Malgré tout, malgré Yotte et ce monde merveilleux qui était le tien, malgré tes parents aimants et tes petits camarades de classe, plus que jamais, tu te sentais seul. En grandissant, tous ont commencé à oublier à quel point il était bon d’être un enfant de temps en temps, et lentement, étonnamment doucement, beaucoup finirent par te laisser de côté. Au début, certains t’écoutaient encore, d’une oreille distraite et gênée, ne sachant que répondre à tout ce que tu leur disais, leur racontais, leur demandais.
“Et la sorcière, elle porterait un chapeau pointu, tu penses, Maman ?”Même elle ne répondait plus, te rappelant simplement qu’il fallait que tu apprennes tes multiplications et que tu devais maintenant devenir un grand. Alors tu demandais à Papa “C’est quoi être grand ?”. Et il regardait simplement Maman, te répondant comme il le pouvait, avec des mots maladroits qui te disait qu’il fallait que tu laisse la sorcière loin dans ta tête pour avancer dans la vie des grands.
“C’est quoi être grand ?”Le temps passait, mais la réponse ne venait jamais. Alors tu décida qu’être grand, c’était faire ce que l’on aime, et tu continua d’inventer des histoires, de plus en plus grandes, de plus en plus fantastiques ! Des mondes, auxquels seul toi avait accès, enfermé dans ta chambre avec Yotte à tes côtés, te séparant du monde des autres. Tu pensais qu’en t’inventant plein d’amis là-bas, certains voudraient devenir amis avec eux aussi, et tu te sentirais alors moins seul, mais ça n’arriva malheureusement pas. Tes camarades ne refusaient jamais de te parler, les maîtresses ne te grondaient jamais et tes parents t’aimaient, mais personne ne voulait venir avec toi, dans ce monde pourtant si beau.

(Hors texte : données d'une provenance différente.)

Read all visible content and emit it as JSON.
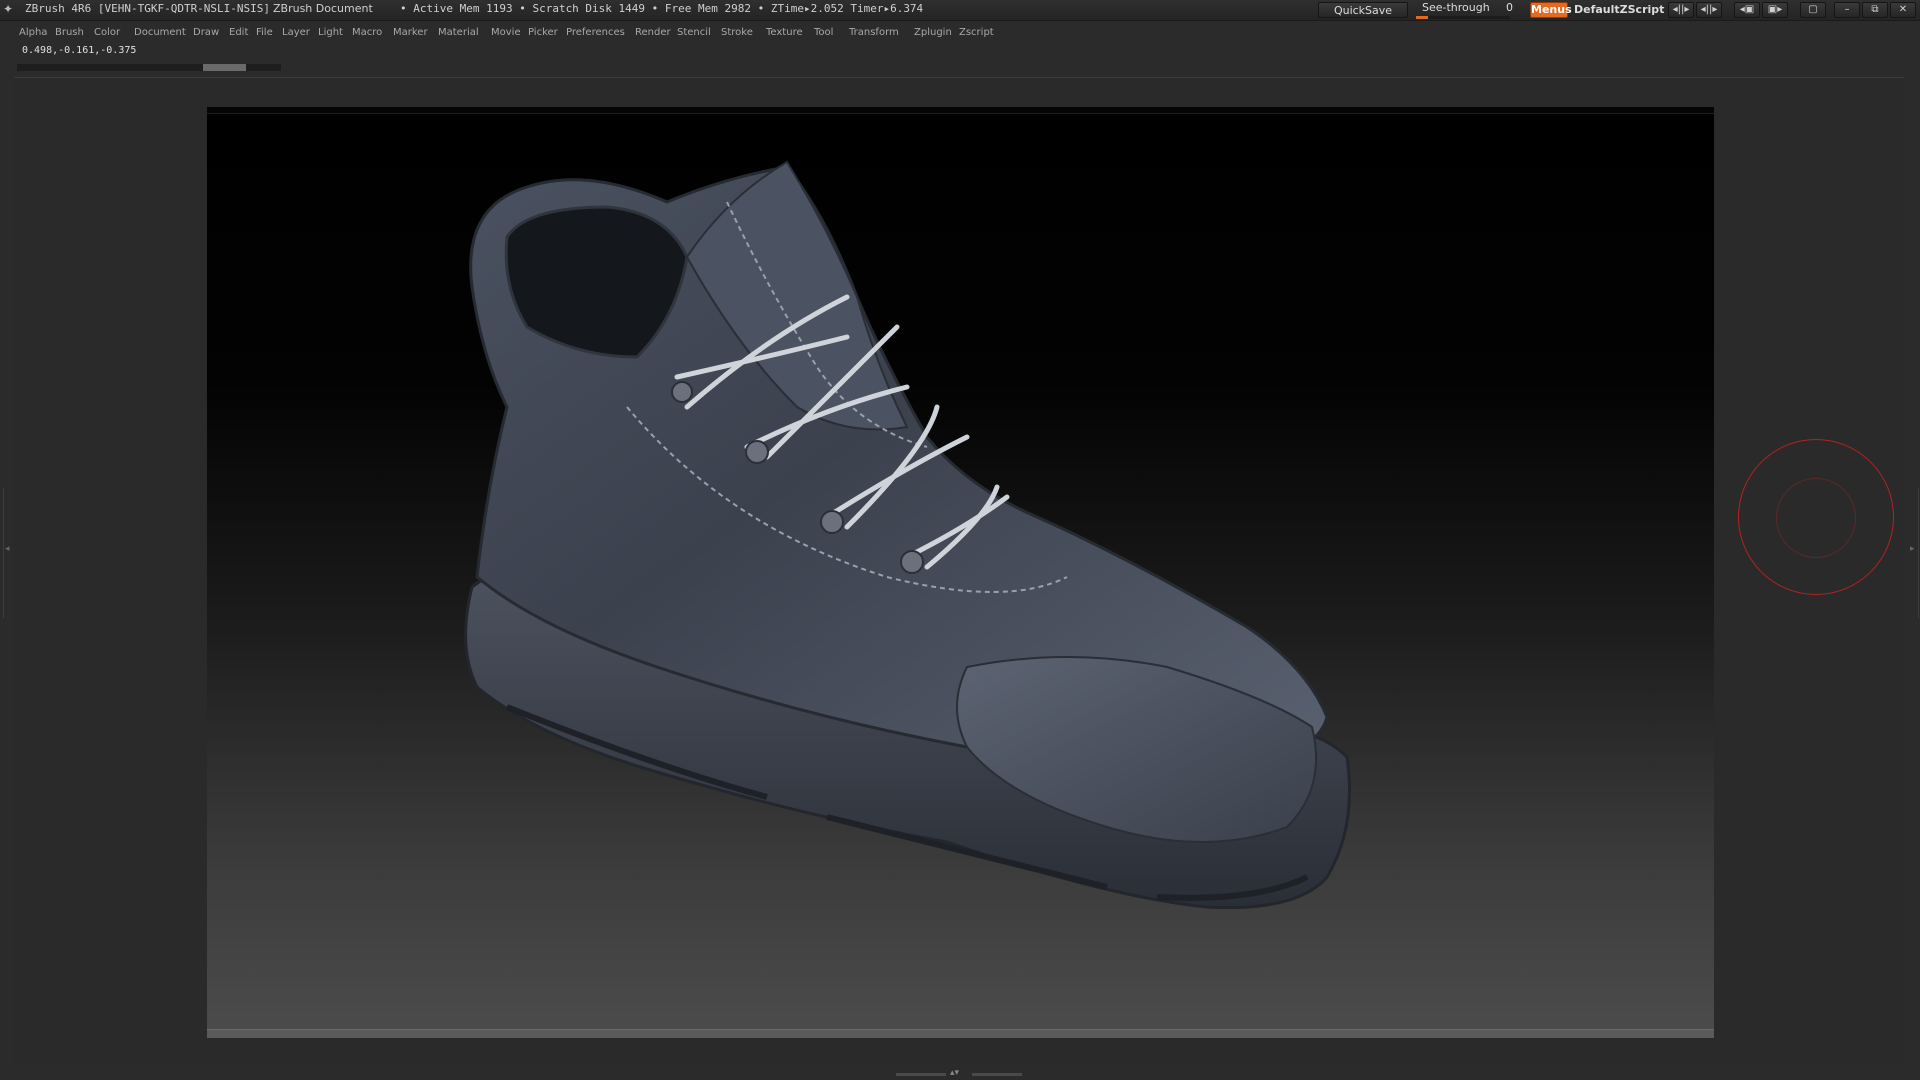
{
  "titlebar": {
    "app_title": "ZBrush 4R6 [VEHN-TGKF-QDTR-NSLI-NSIS]",
    "document_title": "ZBrush Document",
    "stats": "• Active Mem 1193 • Scratch Disk 1449 • Free Mem 2982 • ZTime▸2.052 Timer▸6.374",
    "quicksave_label": "QuickSave",
    "seethrough_label": "See-through",
    "seethrough_value": "0",
    "menus_label": "Menus",
    "default_script_label": "DefaultZScript",
    "accent_color": "#e56a1d"
  },
  "menubar": {
    "items": [
      "Alpha",
      "Brush",
      "Color",
      "Document",
      "Draw",
      "Edit",
      "File",
      "Layer",
      "Light",
      "Macro",
      "Marker",
      "Material",
      "Movie",
      "Picker",
      "Preferences",
      "Render",
      "Stencil",
      "Stroke",
      "Texture",
      "Tool",
      "Transform",
      "Zplugin",
      "Zscript"
    ]
  },
  "status": {
    "coordinates": "0.498,-0.161,-0.375",
    "progress_fraction": 0.16
  },
  "canvas": {
    "subject": "boot-3d-model",
    "brush_cursor_color": "#b32222"
  }
}
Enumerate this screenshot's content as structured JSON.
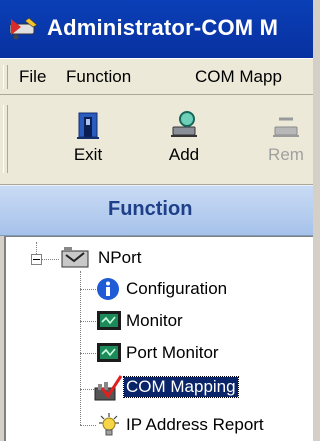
{
  "window": {
    "title": "Administrator-COM M",
    "title_color": "#0a3fb7"
  },
  "menu": {
    "items": [
      "File",
      "Function",
      "COM Mapp"
    ]
  },
  "toolbar": {
    "exit_label": "Exit",
    "add_label": "Add",
    "remove_label": "Rem"
  },
  "section": {
    "title": "Function"
  },
  "tree": {
    "root": "NPort",
    "children": [
      {
        "label": "Configuration",
        "icon": "info-icon"
      },
      {
        "label": "Monitor",
        "icon": "monitor-icon"
      },
      {
        "label": "Port Monitor",
        "icon": "port-monitor-icon"
      },
      {
        "label": "COM Mapping",
        "icon": "com-mapping-icon",
        "selected": true
      },
      {
        "label": "IP Address Report",
        "icon": "ip-report-icon"
      }
    ],
    "selected_color": "#0a246a"
  }
}
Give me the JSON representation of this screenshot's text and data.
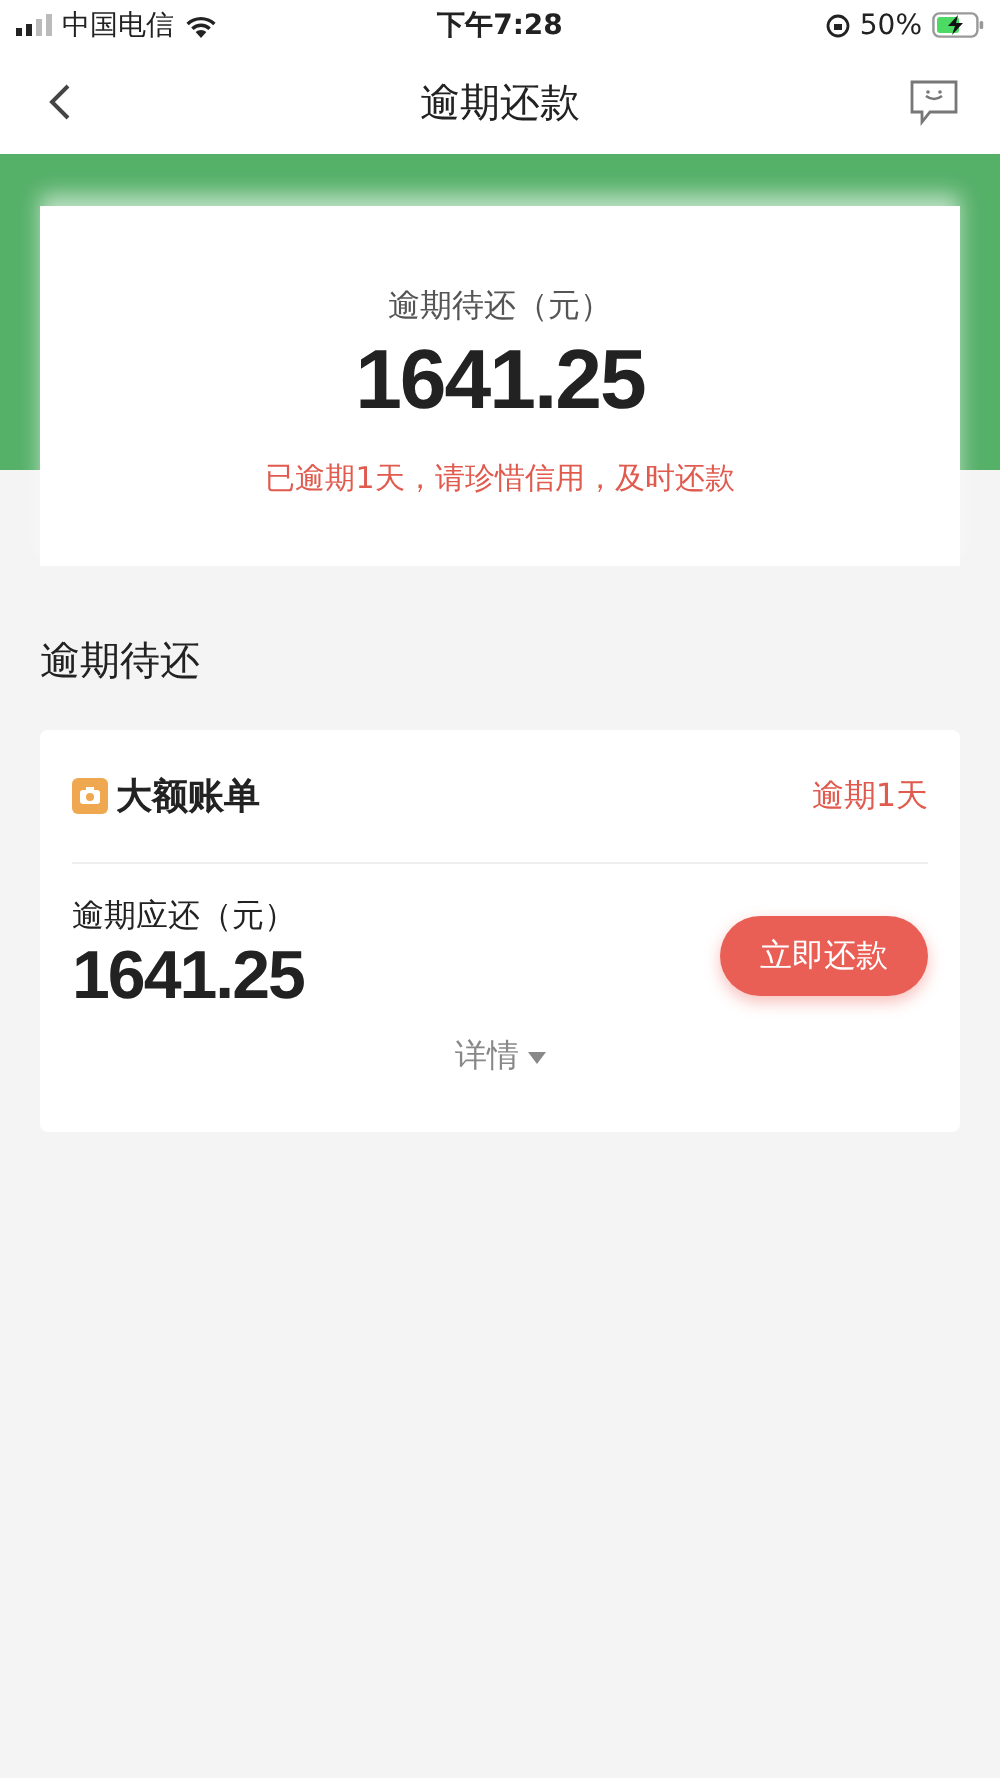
{
  "status_bar": {
    "carrier": "中国电信",
    "time": "下午7:28",
    "battery": "50%"
  },
  "nav": {
    "title": "逾期还款"
  },
  "summary": {
    "label": "逾期待还（元）",
    "amount": "1641.25",
    "warning": "已逾期1天，请珍惜信用，及时还款"
  },
  "section_title": "逾期待还",
  "bills": [
    {
      "name": "大额账单",
      "status": "逾期1天",
      "amount_label": "逾期应还（元）",
      "amount": "1641.25",
      "button": "立即还款",
      "details": "详情",
      "expanded": false
    }
  ]
}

Alors, tu essayas de devenir grand. Tu laissas de côté ton petit monde, l’enfermant dans ta chambre, là où personne ne pouvait le casser, et tu t’intéressas aux mondes des autres. Tu avais toujours eu des amis, et ils furent content de te voir les écouter, les laisser te montrer ce qu’eux aimer, te voir curieux de comprendre comment leurs mondes fonctionnaient ! Cependant, ton monde à toi te manquait, tu ne pouvais jamais en parler, tu le laissais enfermé pour toi tout seul, et tu t’enfermais avec lui quand tu rentrais. Alors, la question te revint, de plus en plus souvent.
“C’est quoi être grand ?”Elle te faisait pleurer, parfois. Est-ce qu’être grand, c’est devoir détruire ce monde-là ? Est-ce qu’être grand, c’est le garder à jamais pour soi ? Est-ce qu’être grand, c’est ne plus vouloir que d’autres gens aient leur monde à eux aussi ?
C’était peut-être la réponse qui te vint ce soir-là, alors que tu pleurais dans ta chambre. C’était peut-être Yotte et tes amis de ce monde, qui t’ont emmené dans cette lumière blanche, pour te la donner.